„Weil ich ein BeastTamer bin.“ Nox sah keinen Grund, seine Klasse zu verheimlichen, und sagte ihr sofort die Wahrheit. Zara war jedoch verwirrt, und als Nox das sah, fügte er schnell hinzu:
„Ich weiß, dass du davon nichts weißt, aber meine Klasse besteht darin, Bestien zu zähmen, eine Verbindung zu ihnen aufzubauen und gemeinsam stärker zu werden.“
„Und wie funktioniert das …“ Zara wollte weiterreden, doch dann verengten sich ihre Augen und ein eisiger Glanz tanzte darin. Nox spürte, wie die Temperatur sank.
Nein, das war nicht seine Einbildung. Alle Regentropfen um sie herum gefroren in diesem Moment.
„Du willst, dass ich deine Sklavin werde!“, knurrte sie, und ihre Stimme verwandelte sich in etwas, das wie das Brüllen eines Drachen klang.

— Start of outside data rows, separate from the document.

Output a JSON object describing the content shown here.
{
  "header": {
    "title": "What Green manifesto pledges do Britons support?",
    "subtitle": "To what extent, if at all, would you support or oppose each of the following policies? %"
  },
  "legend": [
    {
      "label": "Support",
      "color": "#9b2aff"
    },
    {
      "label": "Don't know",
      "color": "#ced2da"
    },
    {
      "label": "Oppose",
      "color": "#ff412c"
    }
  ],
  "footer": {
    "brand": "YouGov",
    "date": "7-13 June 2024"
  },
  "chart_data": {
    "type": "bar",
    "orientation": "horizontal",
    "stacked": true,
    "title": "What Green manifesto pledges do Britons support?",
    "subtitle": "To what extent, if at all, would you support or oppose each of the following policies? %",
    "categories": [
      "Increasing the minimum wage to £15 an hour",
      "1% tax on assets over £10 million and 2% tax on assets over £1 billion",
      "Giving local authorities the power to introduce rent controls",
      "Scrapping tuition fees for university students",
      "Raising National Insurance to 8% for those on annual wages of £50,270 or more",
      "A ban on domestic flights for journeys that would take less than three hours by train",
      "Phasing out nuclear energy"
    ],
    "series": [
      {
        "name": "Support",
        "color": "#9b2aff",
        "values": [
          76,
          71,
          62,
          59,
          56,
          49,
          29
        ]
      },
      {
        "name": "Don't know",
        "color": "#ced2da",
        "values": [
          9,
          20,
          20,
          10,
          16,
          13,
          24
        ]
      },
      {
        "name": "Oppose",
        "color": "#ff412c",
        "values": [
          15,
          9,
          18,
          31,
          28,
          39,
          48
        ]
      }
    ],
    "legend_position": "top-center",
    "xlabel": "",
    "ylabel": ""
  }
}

Doch trotz der Kälte, die von ihrem Körper ausging, zeigte Nox keine Anzeichen von Unbehagen. Stattdessen schlug er sich die Hand vor die Stirn und seufzte schwer:
„Verdammt, warum denkt ihr alle instinktiv, dass ihr meine Sklaven werdet?“
Sogar die Ameisenkönigin hatte dasselbe gesagt!

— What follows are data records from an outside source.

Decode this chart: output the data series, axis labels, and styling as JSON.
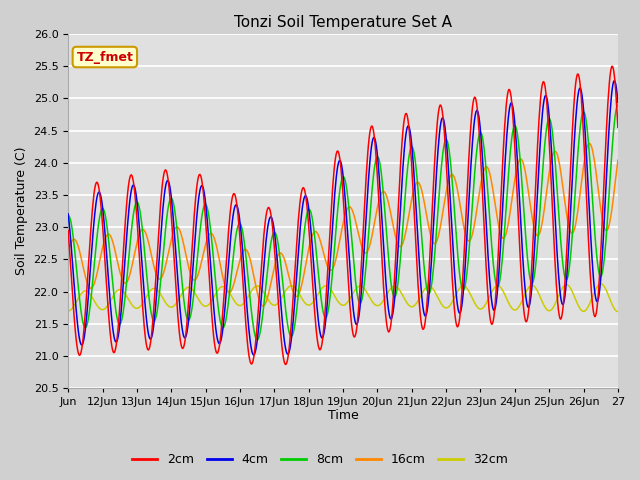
{
  "title": "Tonzi Soil Temperature Set A",
  "xlabel": "Time",
  "ylabel": "Soil Temperature (C)",
  "ylim": [
    20.5,
    26.0
  ],
  "annotation_text": "TZ_fmet",
  "colors": {
    "2cm": "#ff0000",
    "4cm": "#0000ee",
    "8cm": "#00cc00",
    "16cm": "#ff8800",
    "32cm": "#cccc00"
  },
  "legend_labels": [
    "2cm",
    "4cm",
    "8cm",
    "16cm",
    "32cm"
  ],
  "fig_bg": "#d0d0d0",
  "ax_bg": "#e0e0e0",
  "x_tick_labels": [
    "Jun",
    "12Jun",
    "13Jun",
    "14Jun",
    "15Jun",
    "16Jun",
    "17Jun",
    "18Jun",
    "19Jun",
    "20Jun",
    "21Jun",
    "22Jun",
    "23Jun",
    "24Jun",
    "25Jun",
    "26Jun",
    "27"
  ]
}
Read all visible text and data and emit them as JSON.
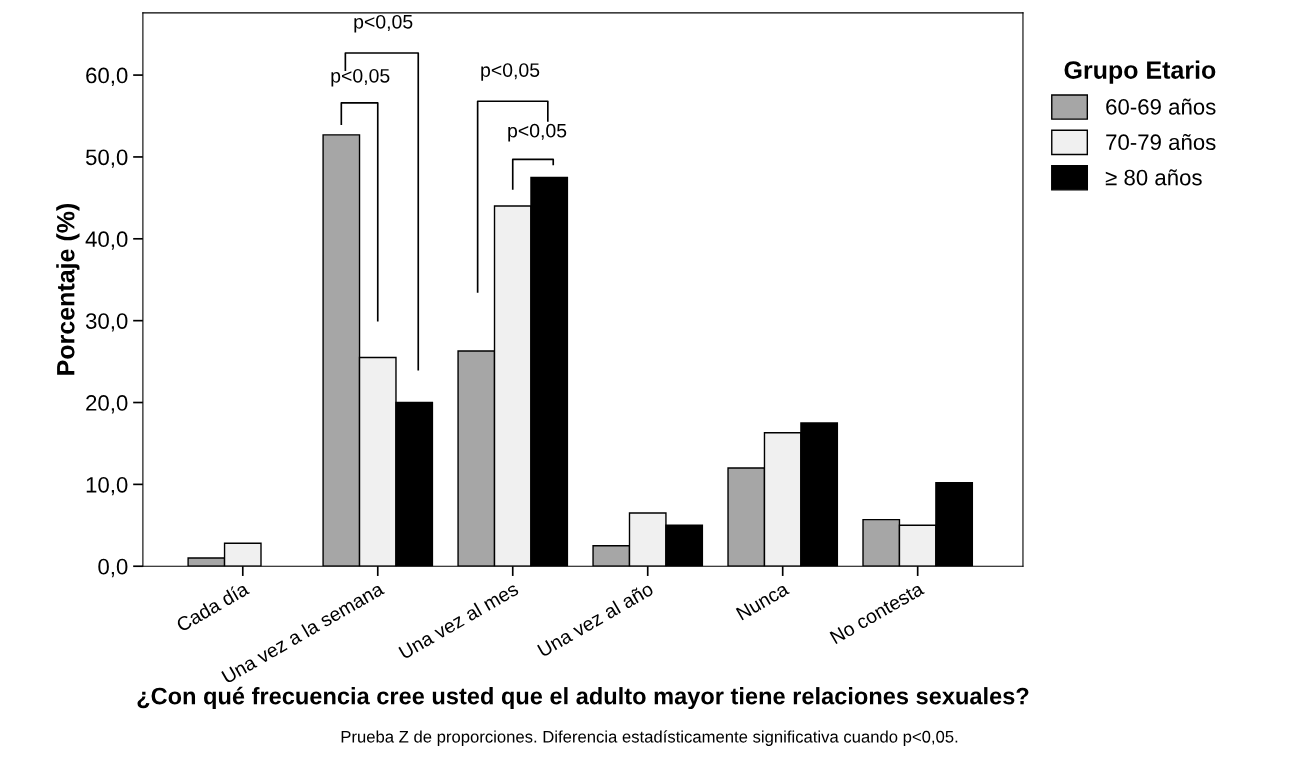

Aber er konnte es ihnen nicht wirklich verübeln. Wenn jemand vor seiner Tür auftauchen würde, um ihn zu seinem Haustier zu machen, wäre er auch sauer.
Allerdings wusste Nox keine nettere Methode, um die Sache anzugehen. Es gab noch eine andere Möglichkeit, bei der er sie erst schwächen und dann zur Unterwerfung zwingen musste, aber so herzlos war Nox nicht. Das hätte sein Selbstwertgefühl zu sehr beschädigt.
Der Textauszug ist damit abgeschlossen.